If it was rushed over, that's definitely logical.
You probably already read but on lemmings encyclopedia there's a bunch of info, I don't remember why the guy got, about the creation of this game. Wait, actually if memory serves he somehow managed to interview one of the creators! I emailed him a long time ago with no response.
The story went something like; what Guy says; then when they finally got the OK to release it for PC they were forced to rush to convert it and get it done.
I didn't read that yet! I'll go and take a look, now. Thanks for the heads-up!
EDIT: Huh, I couldn't find it... D'you have a link, by any chance, please?
I'm not aware that an actual Playstation playable version exists, but if it did--it may be more rare than the Cheetahmen2!
Someone with the time, knowledge and inclination might be able to make it from the data that Guy got, but yeah, doubt anyone will want to do that.
I'm unsure if that's possible, myself, but my thinking is that (again, taking Guy's surmising of the events that transpired as the starting point) if the game was complete or near-complete prior to being ported over to Microsoft Windows, then at some point a prototype must have existed. Testing would've been done on real hardware (if you've ever seen those navy blue-cased PlayStation units, that was their purpose - they could run burned discs much as mod-chipped consoles could, and were part of the dev-kit for the system), so at some point, one or more builds had to have existed on CD-Rs. Whether they, or the code they were burned from, still exist, is what I'm wondering about...

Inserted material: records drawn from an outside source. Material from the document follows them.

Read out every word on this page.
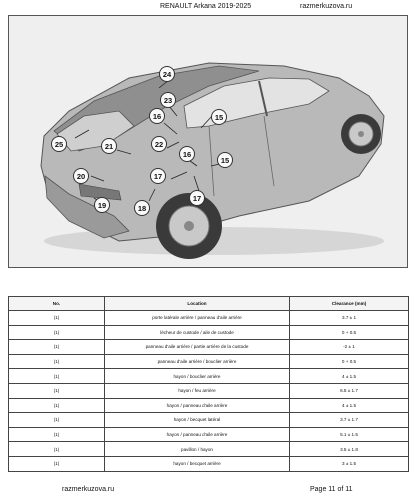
RENAULT Arkana 2019-2025	razmerkuzova.ru
24
23
16	15
25	21	22
16
15
20	17
19
17
18
No.	Location	Clearance (mm)
(1)	porte latérale arrière / panneau d'aile arrière	3.7 ± 1
(1)	lécheur de custode / aile de custode	0 + 0.5
(1)	panneau d'aile arrière / partie arrière de la custode	-2 ± 1
(1)	panneau d'aile arrière / bouclier arrière	0 + 0.5
(1)	hayon / bouclier arrière	4 ± 1.5
(1)	hayon / feu arrière	6.5 ± 1.7
(1)	hayon / panneau d'aile arrière	4 ± 1.5
(1)	hayon / becquet latéral	3.7 ± 1.7
(1)	hayon / panneau d'aile arrière	5.1 ± 1.5
(1)	pavillon / hayon	3.5 ± 1.8
(1)	hayon / becquet arrière	3 ± 1.5
razmerkuzova.ru	Page 11 of 11
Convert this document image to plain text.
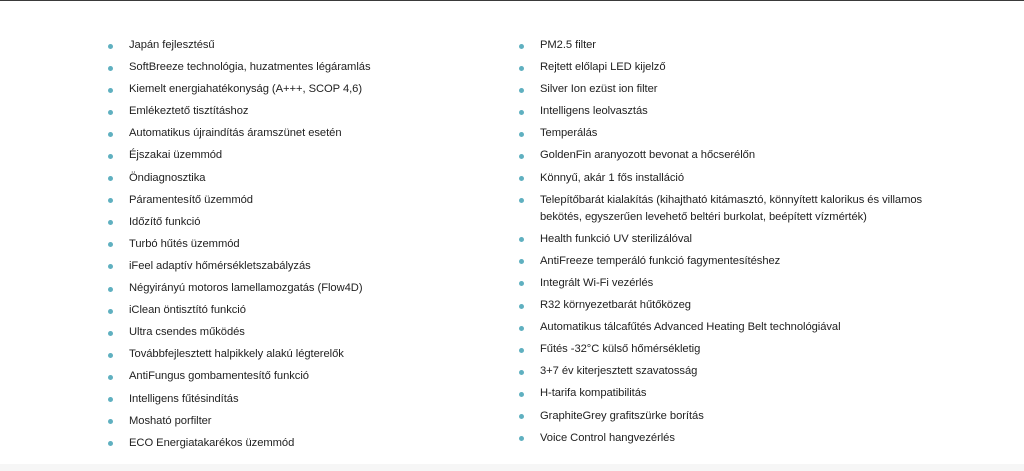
Japán fejlesztésű
SoftBreeze technológia, huzatmentes légáramlás
Kiemelt energiahatékonyság (A+++, SCOP 4,6)
Emlékeztető tisztításhoz
Automatikus újraindítás áramszünet esetén
Éjszakai üzemmód
Öndiagnosztika
Páramentesítő üzemmód
Időzítő funkció
Turbó hűtés üzemmód
iFeel adaptív hőmérsékletszabályzás
Négyirányú motoros lamellamozgatás (Flow4D)
iClean öntisztító funkció
Ultra csendes működés
Továbbfejlesztett halpikkely alakú légterelők
AntiFungus gombamentesítő funkció
Intelligens fűtésindítás
Mosható porfilter
ECO Energiatakarékos üzemmód
PM2.5 filter
Rejtett előlapi LED kijelző
Silver Ion ezüst ion filter
Intelligens leolvasztás
Temperálás
GoldenFin aranyozott bevonat a hőcserélőn
Könnyű, akár 1 fős installáció
Telepítőbarát kialakítás (kihajtható kitámasztó, könnyített kalorikus és villamos bekötés, egyszerűen levehető beltéri burkolat, beépített vízmérték)
Health funkció UV sterilizálóval
AntiFreeze temperáló funkció fagymentesítéshez
Integrált Wi-Fi vezérlés
R32 környezetbarát hűtőközeg
Automatikus tálcafűtés Advanced Heating Belt technológiával
Fűtés -32°C külső hőmérsékletig
3+7 év kiterjesztett szavatosság
H-tarifa kompatibilitás
GraphiteGrey grafitszürke borítás
Voice Control hangvezérlés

Incidentally, I was going through the old news entries at
The Lemnet Chronicles, which charted the events surrounding Lemmings Revolution's release as they were going on, and spotted a really, really old screenshot
that looks significantly different from all of the others;
This is the only one that doesn't look like it's from the Windows version - it's got a real PlayStation-esque look to the cylinder and the textures. The HUD is different (and also seems to be trapped on the cylinder itself), and it seems to pre-date the inclusion of the water and acid lemmings, as it features the traditional brown wooden trapdoor-box, instead of one colour-coded to the lemming types in play. Also, I'm not sure if that level style even exists in the final game. I've watched a lot of videos of Revolution on YouTube before now, and I've not yet seen anything like it there.